William Panella: Okay. Alright. That’s very helpful. Thanks. That was all the questions I had. Thank you very much.

Robin Harper Cowie: Thanks, Bill.

Operator: Thank you. One moment for the next question. Our next question will be coming from the line of Sung Ji Nam of Scotiabank. Your line is open.

Sung Ji Nam: Hi. Thanks for taking the questions. Scott and Robin, just a clarification question on the sales force expansion plan. Would you be able to comment on what kind of what inning you’re in in terms of, you know, at the end of the year with ninety-five reps and fifty territories, kind of in terms of optimizing or rightsizing your commercial structure?

Scott Hutton: Yeah. Great question, Sung Ji. You know, I referenced us having forty-eight territories and expanding to fifty when you look at it that way, territory alignment is pretty consistent. So you kinda look at that and say kinda eighth to ninth inning, we’re really secure with that plan. Because the pilot was the second half of last year, we continue to take a lot of those learnings all the way up and through December. And so as we presented the budget for approval this year, those kind of nuanced changes and adaptations were part of that plan. So we’re in the midst of implementing that now. So one way to think about it and it builds off some of the earlier questions, hire approximately six sales reps a quarter. As we look out on the year, about sixty-ish percent of those are gonna be focused on that primary care physician call point.

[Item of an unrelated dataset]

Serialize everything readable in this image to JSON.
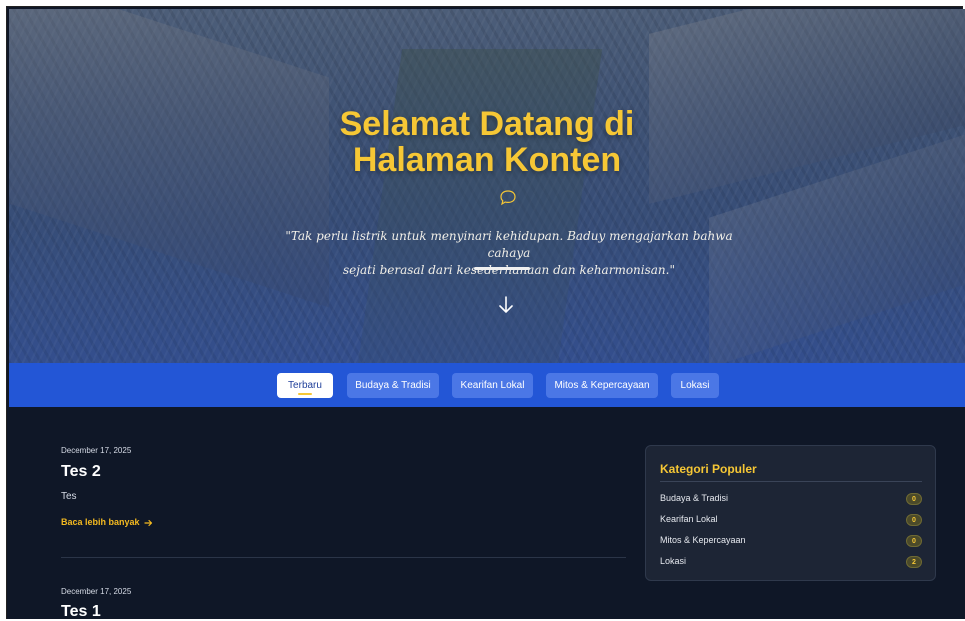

So we don’t have them all in place today. But that goes back to the question that Bill just asked really is if we can continue to grow and focus on the pulmonologists, and we’ll do so. We’re gonna add those primary care specialists, if you will, if and when there’s a need and there’s a critical mass and volume in those territories, again, where the pulmonologist is guiding us and leading us to help, you know, work our way back through their referral pattern. So we can time that or gate that over time based upon continued growth and development. Is that helpful?

Sung Ji Nam: Yes. Thank you. And, also, in terms of, you know, we’re increasingly hearing more about AI and diagnostics that are out of that gets overused now, but just given Biodesix, Inc. uniquely you’re uniquely positioned with your multimodal approach. Kinda curious to the extent that you can comment on it, kinda what your current capabilities are there and, you know, how you might be able to leverage AI to further differentiate your product going forward over the next few years?

Scott Hutton: Yeah. It’s a great question. You know, you might be right. It might be a phrase that’s overused, but we think it’s critically important going forward. We have a long history of utilizing AI machine learning in both the discovery and development of tests and in our biopharma services offering. So we’re big believers. We haven’t disclosed anything just yet that we may have been working on. But we do plan on participating and continuing to hopefully be a leader regardless of whether that’s a proteomic, a genomic, a radiomic solution, that leans heavily on machine learning and AI. We do think that there’s great value. We think there’s an opportunity to continue to invest and improve not only your existing portfolio of tests but really enrich your discovery and development efforts that are fueling your pipeline.

So more to come as we progress through 2025. You know, we still have a massive opportunity to continue to grow. We’ve got laser focus on this path towards profitability. And really all of our efforts are focused on getting to more lung disease patients this year than ever before.

Sung Ji Nam: Great. Thank you so much.

Scott Hutton: Thanks, Sung Ji.

Operator: Thank you. And that does conclude today’s Q&A session. I would like to go ahead and turn the call back over to Scott for closing remarks. Please go ahead.

Scott Hutton: In closing, I want to express my gratitude to all the remarkable members of the Biodesix, Inc. team who have shown unwavering belief in and dedication to our mission, vision, and culture. Our collective commitment and daily contributions are centered around making a positive impact in the lives of patients. And I’m truly thankful for your efforts. Thank you, operator.

Operator: Thank you. This does conclude today’s conference call. Thank you all for joining. You may now disconnect.